Prioritize Your Time Amid Today’s Attention Seekers
In a world where we are bombarded with too many attention seekers (e.g., activities, people, internet), we need to prioritize which stimuli are worth our immediate attention. Nurses are inundated with busy, fast-paced, and evolving roles, and 90% report that they do not have enough time (https://www.beckershospitalreview.com/quality/survey-90-of-nurses-admit-they-do-not-have-enough-time-to-properly-care-for-patients.html) to properly care for patients. The pressure to do so much in a limited amount of time increases stress levels and burnout and decreases our capacity for self-care. Prioritizing and devoting allotted time to our attention seekers may improve stress management, work-life balance, and overall self-care.
What the Research Tells Us
Daily effective time management is an individualized, ever-changing process (https://doi.org/10.1046/j.1365-2648.2003.02740.x). Setting objectives and monitoring your time through time logs (http://www.internationaljournalofcaringsciences.org/docs/72_nayak_special_11_3_2.pdf) can help you find the smartest, healthiest, and most rewarding ways to use the same 86,400 seconds we all have every day.
To manage our time effectively, prioritizing our daily activities and assignments according to their importance and deadline is essential. Sometimes, the loudest task or the one seeking our immediate attention needs to be assigned to the bottom of our to-do list. In a 2007 lecture, Randy Pausch recommended using the Eisenhower Matrix (https://www.youtube.com/watch?v=oTugjssqOT0&feature=youtu.be) to effectively manage our time spent on tasks (see sidebar):
- Is it important and due soon?
- Is it important and not due soon?
- Is it not important and due soon?
- Is it not important and not due soon?
Although nurses have recurring daily tasks, a day in a nurse’s life is ever evolving and sometimes unpredictable. Allocating appropriate time to assigned tasks is essential to decreasing feelings of always being behind, which in turn increase your stress level and risk for burnout. Constantly moving from place to place or task to task doesn’t mean that time is managed efficiently. Chunta and Boothby (https://www.americannursetoday.com/wp-content/uploads/2017/11/ant11-Time-Management-1017.pdf) explained that poor time management can lead to inefficient workflows, missed deadlines, poor-quality work, and decreased work satisfaction. Conversely, a grounded theory study (https://doi.org/10.1111/j.1442-2018.2011.00661.x) showed that using time more effectively enables better work-life balance.
How to Practice
Follow these steps to prioritize your tasks and reclaim your time:
- Create a time log with your prioritized daily tasks.

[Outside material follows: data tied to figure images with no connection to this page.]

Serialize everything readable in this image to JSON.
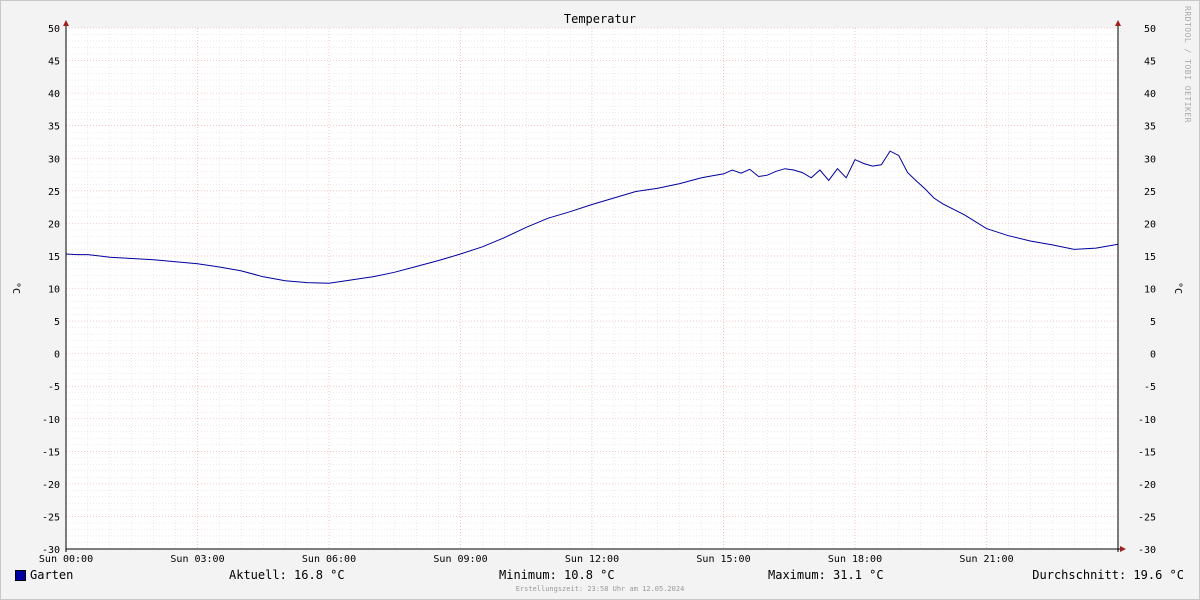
{
  "chart_data": {
    "type": "line",
    "title": "Temperatur",
    "ylabel": "°C",
    "ylabel_right": "°C",
    "ylim": [
      -30,
      50
    ],
    "yticks": [
      50,
      45,
      40,
      35,
      30,
      25,
      20,
      15,
      10,
      5,
      0,
      -5,
      -10,
      -15,
      -20,
      -25,
      -30
    ],
    "xlim_hours": [
      0,
      24
    ],
    "xtick_labels": [
      "Sun 00:00",
      "Sun 03:00",
      "Sun 06:00",
      "Sun 09:00",
      "Sun 12:00",
      "Sun 15:00",
      "Sun 18:00",
      "Sun 21:00"
    ],
    "grid": true,
    "legend_position": "bottom-left",
    "series": [
      {
        "name": "Garten",
        "color": "#0000a0",
        "x_hours": [
          0.0,
          0.25,
          0.5,
          0.75,
          1.0,
          1.5,
          2.0,
          2.5,
          3.0,
          3.5,
          4.0,
          4.5,
          5.0,
          5.5,
          6.0,
          6.5,
          7.0,
          7.5,
          8.0,
          8.5,
          9.0,
          9.5,
          10.0,
          10.5,
          11.0,
          11.5,
          12.0,
          12.5,
          13.0,
          13.5,
          14.0,
          14.5,
          14.75,
          15.0,
          15.2,
          15.4,
          15.6,
          15.8,
          16.0,
          16.2,
          16.4,
          16.6,
          16.8,
          17.0,
          17.2,
          17.4,
          17.6,
          17.8,
          18.0,
          18.2,
          18.4,
          18.6,
          18.8,
          19.0,
          19.2,
          19.4,
          19.6,
          19.8,
          20.0,
          20.5,
          21.0,
          21.5,
          22.0,
          22.5,
          23.0,
          23.5,
          24.0
        ],
        "values": [
          15.3,
          15.2,
          15.2,
          15.0,
          14.8,
          14.6,
          14.4,
          14.1,
          13.8,
          13.3,
          12.7,
          11.8,
          11.2,
          10.9,
          10.8,
          11.3,
          11.8,
          12.5,
          13.4,
          14.3,
          15.3,
          16.4,
          17.8,
          19.4,
          20.8,
          21.8,
          22.9,
          23.9,
          24.9,
          25.4,
          26.1,
          27.0,
          27.3,
          27.6,
          28.2,
          27.7,
          28.3,
          27.2,
          27.4,
          28.0,
          28.4,
          28.2,
          27.8,
          27.0,
          28.2,
          26.6,
          28.4,
          27.0,
          29.8,
          29.2,
          28.8,
          29.0,
          31.1,
          30.4,
          27.8,
          26.5,
          25.3,
          23.9,
          23.0,
          21.3,
          19.2,
          18.1,
          17.3,
          16.7,
          16.0,
          16.2,
          16.8
        ]
      }
    ],
    "stats": {
      "current": "Aktuell: 16.8 °C",
      "minimum": "Minimum: 10.8 °C",
      "maximum": "Maximum: 31.1 °C",
      "average": "Durchschnitt: 19.6 °C"
    },
    "footer": "Erstellungszeit: 23:58 Uhr am 12.05.2024",
    "watermark": "RRDTOOL / TOBI OETIKER"
  }
}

- Allow for flexibility and reprioritize the tasks as needed.
- To prioritize and reprioritize, ask “Is it important and when is it due?”
- Decide what changes need to be made and commit to following the new priorities.
- Review, reflect, and, if needed, revise your log at the end of the day.
Finally, to maintain self-care, think realistically before taking on extra responsibilities. Sometimes we just have to politely say “no” or delegate a task to someone else so we can focus on critical tasks.